US proposes to open negotiations with Taiwan

323
2
US proposes to open negotiations with Taiwan

The United States is proposing to open formal negotiations with Taiwan on an economic and trade initiative.

The Office of the United States Trade Representative said that the first round of talks on the US-Taiwan Initiative on 21st-Century Trade will start early this fall. It may sound innocent. The official USTR statement makes it seem that it is just routine talks aimed at promoting trade and economic ties with the Chinese island. The move is aimed at overturning the island's status in international law, since Taiwan is not a sovereign entity, but part of China, and it reneges on the US government pledge not to develop official ties with Taiwan.

Since China and the US established diplomatic relations, including the previous one of Donald Trump and the present one, every US administration has committed to one-China policy. Even with the Taiwan Relations Act, all US administrations have maintained a relatively low profile when it comes to their dealings with the authorities in Taiwan. Taiwan was conspicuously absent when President Joe Biden launched the Indo-Pacific Economic Framework for Prosperity in May.

The White House Speaker Nancy Pelosi visited Taiwan and the US president tried to distance himself from the White House. He knows that he knows, just as everyone else does, openly betraying a solemn US commitment that would upend China-US relations and expose the US for what it is, the violator of international rules and norms, as well as the spuriousness of the values it wants other countries to endorse.

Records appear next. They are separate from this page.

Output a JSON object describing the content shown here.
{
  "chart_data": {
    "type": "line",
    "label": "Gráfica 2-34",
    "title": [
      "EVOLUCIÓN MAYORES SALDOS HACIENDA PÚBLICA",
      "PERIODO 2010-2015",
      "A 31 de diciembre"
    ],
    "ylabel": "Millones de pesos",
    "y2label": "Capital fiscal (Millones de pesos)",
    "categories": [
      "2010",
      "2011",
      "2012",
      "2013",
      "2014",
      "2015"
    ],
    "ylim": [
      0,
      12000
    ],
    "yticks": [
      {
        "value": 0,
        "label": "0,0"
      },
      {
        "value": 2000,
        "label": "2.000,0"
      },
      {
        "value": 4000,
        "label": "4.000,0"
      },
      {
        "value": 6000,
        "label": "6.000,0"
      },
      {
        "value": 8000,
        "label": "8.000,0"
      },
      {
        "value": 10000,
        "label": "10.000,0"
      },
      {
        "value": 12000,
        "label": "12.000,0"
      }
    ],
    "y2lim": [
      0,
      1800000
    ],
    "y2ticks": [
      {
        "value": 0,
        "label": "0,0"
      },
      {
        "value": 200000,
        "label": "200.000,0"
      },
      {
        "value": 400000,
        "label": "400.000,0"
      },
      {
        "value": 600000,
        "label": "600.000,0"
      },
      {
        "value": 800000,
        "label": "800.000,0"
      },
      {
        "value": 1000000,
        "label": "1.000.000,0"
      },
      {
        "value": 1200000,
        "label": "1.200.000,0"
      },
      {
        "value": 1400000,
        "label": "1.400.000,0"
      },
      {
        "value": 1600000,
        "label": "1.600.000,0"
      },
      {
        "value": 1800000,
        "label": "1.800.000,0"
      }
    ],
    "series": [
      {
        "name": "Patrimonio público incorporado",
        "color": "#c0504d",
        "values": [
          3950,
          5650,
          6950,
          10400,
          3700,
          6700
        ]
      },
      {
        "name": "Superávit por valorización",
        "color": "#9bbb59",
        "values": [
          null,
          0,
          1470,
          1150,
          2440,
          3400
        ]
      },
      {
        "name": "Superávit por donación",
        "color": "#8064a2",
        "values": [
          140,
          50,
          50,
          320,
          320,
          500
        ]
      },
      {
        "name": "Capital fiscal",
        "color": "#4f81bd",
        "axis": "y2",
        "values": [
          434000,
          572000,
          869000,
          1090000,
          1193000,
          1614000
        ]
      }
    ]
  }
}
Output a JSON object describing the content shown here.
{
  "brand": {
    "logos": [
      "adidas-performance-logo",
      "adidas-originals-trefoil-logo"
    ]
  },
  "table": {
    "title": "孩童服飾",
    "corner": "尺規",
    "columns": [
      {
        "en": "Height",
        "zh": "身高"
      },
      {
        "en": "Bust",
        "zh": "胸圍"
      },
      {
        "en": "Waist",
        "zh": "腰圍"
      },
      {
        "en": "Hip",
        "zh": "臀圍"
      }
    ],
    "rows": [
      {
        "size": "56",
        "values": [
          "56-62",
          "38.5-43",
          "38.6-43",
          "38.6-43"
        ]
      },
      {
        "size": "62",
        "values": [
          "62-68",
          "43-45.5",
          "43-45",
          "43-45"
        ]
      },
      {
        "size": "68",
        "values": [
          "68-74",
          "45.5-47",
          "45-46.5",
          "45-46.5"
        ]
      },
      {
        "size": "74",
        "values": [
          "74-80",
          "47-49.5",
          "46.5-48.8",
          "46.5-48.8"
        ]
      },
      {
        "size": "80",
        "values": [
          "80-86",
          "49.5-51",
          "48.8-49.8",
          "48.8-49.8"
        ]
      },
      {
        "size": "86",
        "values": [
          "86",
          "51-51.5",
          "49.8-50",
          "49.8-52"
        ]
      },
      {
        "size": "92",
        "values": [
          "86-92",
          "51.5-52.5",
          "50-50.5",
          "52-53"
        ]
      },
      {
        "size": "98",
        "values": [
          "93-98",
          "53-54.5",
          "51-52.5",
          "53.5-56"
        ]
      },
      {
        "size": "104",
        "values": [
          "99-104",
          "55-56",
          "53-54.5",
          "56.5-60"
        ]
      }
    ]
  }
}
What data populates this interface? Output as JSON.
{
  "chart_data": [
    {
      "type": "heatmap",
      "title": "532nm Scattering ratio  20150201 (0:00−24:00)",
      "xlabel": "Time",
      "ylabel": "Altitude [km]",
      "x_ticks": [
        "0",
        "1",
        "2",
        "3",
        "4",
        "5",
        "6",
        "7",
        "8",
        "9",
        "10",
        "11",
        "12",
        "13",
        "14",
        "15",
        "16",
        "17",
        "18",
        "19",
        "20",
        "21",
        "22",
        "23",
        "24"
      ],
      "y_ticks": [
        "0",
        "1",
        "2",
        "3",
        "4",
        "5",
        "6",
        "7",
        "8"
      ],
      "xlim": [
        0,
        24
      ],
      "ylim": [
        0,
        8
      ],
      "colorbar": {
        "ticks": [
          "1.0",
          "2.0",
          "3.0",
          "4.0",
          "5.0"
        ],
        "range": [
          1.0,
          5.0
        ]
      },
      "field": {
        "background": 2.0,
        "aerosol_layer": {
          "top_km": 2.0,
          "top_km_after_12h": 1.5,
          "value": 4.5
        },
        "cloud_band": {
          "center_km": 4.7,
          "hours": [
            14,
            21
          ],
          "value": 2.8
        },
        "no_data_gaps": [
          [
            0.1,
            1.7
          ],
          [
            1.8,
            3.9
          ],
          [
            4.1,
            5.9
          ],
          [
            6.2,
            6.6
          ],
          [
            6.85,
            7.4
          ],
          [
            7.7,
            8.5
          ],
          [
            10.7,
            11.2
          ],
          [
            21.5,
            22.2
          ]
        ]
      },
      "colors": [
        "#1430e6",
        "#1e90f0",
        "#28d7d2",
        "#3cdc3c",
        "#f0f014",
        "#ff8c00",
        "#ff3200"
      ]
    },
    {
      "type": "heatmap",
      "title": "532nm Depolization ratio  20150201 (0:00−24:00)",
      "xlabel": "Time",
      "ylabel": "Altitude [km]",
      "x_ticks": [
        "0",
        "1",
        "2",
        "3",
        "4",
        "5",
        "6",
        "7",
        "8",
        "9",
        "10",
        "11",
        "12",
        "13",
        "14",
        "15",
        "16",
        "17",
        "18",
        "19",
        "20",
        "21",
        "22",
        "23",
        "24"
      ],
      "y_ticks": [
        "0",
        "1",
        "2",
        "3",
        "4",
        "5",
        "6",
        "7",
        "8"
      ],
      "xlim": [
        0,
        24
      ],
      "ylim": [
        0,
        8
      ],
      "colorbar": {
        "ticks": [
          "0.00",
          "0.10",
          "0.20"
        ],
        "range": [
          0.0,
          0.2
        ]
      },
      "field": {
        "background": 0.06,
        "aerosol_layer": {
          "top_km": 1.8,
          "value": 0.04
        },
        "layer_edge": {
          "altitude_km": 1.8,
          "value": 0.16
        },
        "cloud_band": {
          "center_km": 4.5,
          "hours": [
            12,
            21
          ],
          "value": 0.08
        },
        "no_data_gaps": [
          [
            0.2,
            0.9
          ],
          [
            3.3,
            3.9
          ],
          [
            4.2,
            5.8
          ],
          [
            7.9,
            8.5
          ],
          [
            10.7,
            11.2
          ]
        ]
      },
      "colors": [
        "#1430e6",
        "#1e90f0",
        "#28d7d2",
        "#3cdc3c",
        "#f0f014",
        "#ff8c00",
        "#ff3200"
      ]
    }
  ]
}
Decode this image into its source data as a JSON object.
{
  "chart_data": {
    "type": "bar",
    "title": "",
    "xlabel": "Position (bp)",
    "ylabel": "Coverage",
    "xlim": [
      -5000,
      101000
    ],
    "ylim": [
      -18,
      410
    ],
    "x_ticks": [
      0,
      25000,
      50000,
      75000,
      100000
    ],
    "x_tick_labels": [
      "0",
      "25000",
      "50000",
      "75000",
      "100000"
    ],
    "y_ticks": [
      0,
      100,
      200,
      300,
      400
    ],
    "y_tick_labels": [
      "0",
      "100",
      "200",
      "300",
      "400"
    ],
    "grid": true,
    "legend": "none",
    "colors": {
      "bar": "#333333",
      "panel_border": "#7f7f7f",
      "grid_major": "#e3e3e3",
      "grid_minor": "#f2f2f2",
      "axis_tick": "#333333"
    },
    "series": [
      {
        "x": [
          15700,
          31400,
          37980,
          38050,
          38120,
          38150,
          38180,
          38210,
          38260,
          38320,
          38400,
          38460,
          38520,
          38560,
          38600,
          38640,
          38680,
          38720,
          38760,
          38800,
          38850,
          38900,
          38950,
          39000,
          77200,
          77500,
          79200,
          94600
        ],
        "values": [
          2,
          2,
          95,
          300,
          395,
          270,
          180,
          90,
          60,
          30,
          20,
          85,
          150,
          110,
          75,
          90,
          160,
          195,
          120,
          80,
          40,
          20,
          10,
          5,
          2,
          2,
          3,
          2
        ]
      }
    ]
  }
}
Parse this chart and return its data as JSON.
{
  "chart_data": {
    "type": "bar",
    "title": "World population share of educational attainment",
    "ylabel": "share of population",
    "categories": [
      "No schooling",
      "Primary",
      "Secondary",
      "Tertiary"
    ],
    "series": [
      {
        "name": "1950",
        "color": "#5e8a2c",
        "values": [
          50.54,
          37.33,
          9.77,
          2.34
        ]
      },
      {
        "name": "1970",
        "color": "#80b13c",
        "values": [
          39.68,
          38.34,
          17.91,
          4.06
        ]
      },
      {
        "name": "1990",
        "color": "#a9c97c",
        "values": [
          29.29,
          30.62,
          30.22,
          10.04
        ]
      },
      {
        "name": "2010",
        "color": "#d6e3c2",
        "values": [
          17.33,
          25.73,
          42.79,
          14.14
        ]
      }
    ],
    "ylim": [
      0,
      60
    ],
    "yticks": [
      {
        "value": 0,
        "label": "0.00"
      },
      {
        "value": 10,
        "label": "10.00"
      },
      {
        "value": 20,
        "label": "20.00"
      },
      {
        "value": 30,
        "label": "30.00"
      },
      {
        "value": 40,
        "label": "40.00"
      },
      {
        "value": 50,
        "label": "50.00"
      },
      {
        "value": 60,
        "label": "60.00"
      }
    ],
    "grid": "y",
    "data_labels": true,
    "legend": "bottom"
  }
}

Beijing has reiterated time and again that the Taiwan question is the most sensitive subject in bilateral relations and that adherence to the one-China principle is a prerequisite for Taiwan's participation in international economic cooperation.

It has urged Washington to hold onto its commitment not to have an economic and trade agreement with Taiwan that has sovereign connotations and is official in nature. Washington is acting above board and is pretending to adhere to China's one-China policy, as it has repeatedly done.

The US administration has tried to obfuscate the deal, but the official sanction of its purpose is clear.

On Wednesday, assistant secretary of state for East Asian and Pacific Affairs Daniel Kritenbrink claimed that Beijing had overreacted to Pelosi's visit to Taiwan and accused it of taking actions that are provocative, destabilizing and unprecedented, as he remarked that Beijing was responding to a move by Washington. Washington is making one aggressive rule-breaking move after another with the aim of changing the status quo. Washington is the one who is jeopardizing peace and stability in the Taiwan Straits and in the broader region.